Worse yet, the situation has no ready solution. According to WSJ’s Clare Ansberry:

The caregiving crunch comes at a time when Americans reaching retirement age are in a squeeze unseen in generations. Their median incomes, including Social Security and retirement fund receipts, haven’t risen in years. They have high average debt, some incurred from taking care of their own aging parents. And if they’re counting on family to care for them, too, they may well find their families too small and far-flung to meet the task.

Today, an estimated 34.2 million people provide unpaid care to those 50 and older.
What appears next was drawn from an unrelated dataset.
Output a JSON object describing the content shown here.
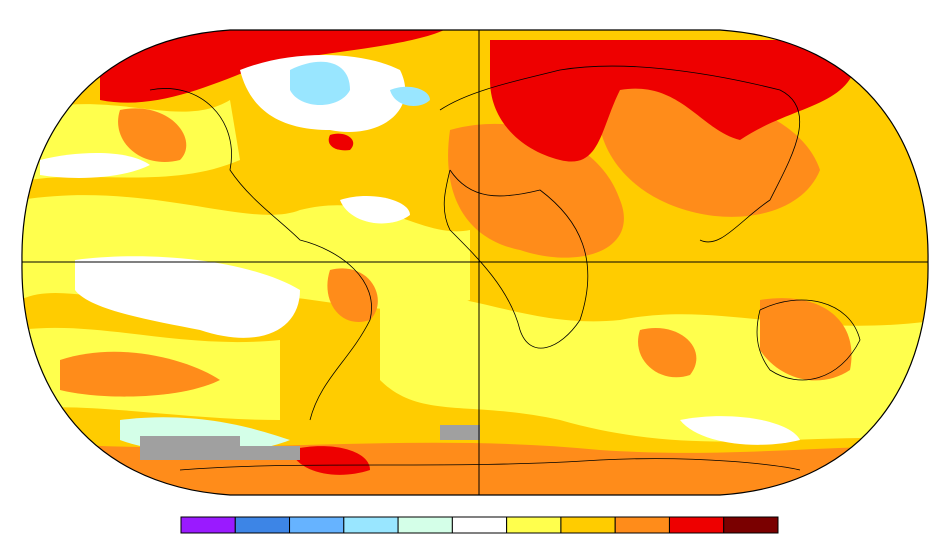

These caregivers, about 95% family, and long the backbone of the nation’s long-term care system, provide an estimated $500 billion worth of free care annually—three times Medicaid’s professional long-term care spending—and help keep people out of costly institutions, according to a 2017 Merrill Lynch study.

Ansberry further explained that the country is running out of professional caregivers at a time when they’re needed the most. Even if an available caregiver is found, the costs can be enormous. According to a 2017 Cost of Care Survey by Genworth, the average full-time aide costs $49,000. Expect that figure to rise significantly for key, metropolitan areas.

Arguably this is one of the most ironic elements about retirement planning: while money is certainly a factor, money alone cannot solve the retirement dilemma. The most important investment – family — doesn’t cost any financial resources at all.

But this concept extends beyond simply having children. Do your children have pride in who they are, and from where they came? Do they, as the Good Book states, honor their parents? Or are they instead children of this present age, seeking after the follies of this world, and abandoning their families at their hour of greatest need?

Retirement planning almost always focuses on capital growth. Perhaps we should spend some time developing our relationships – with our families, our neighbors, and our communities. Because a critical life lesson is that, eventually, we all depend upon someone else.

It’s better to learn this lesson having accrued wealth in meaningful pursuits rather than merely the superficial.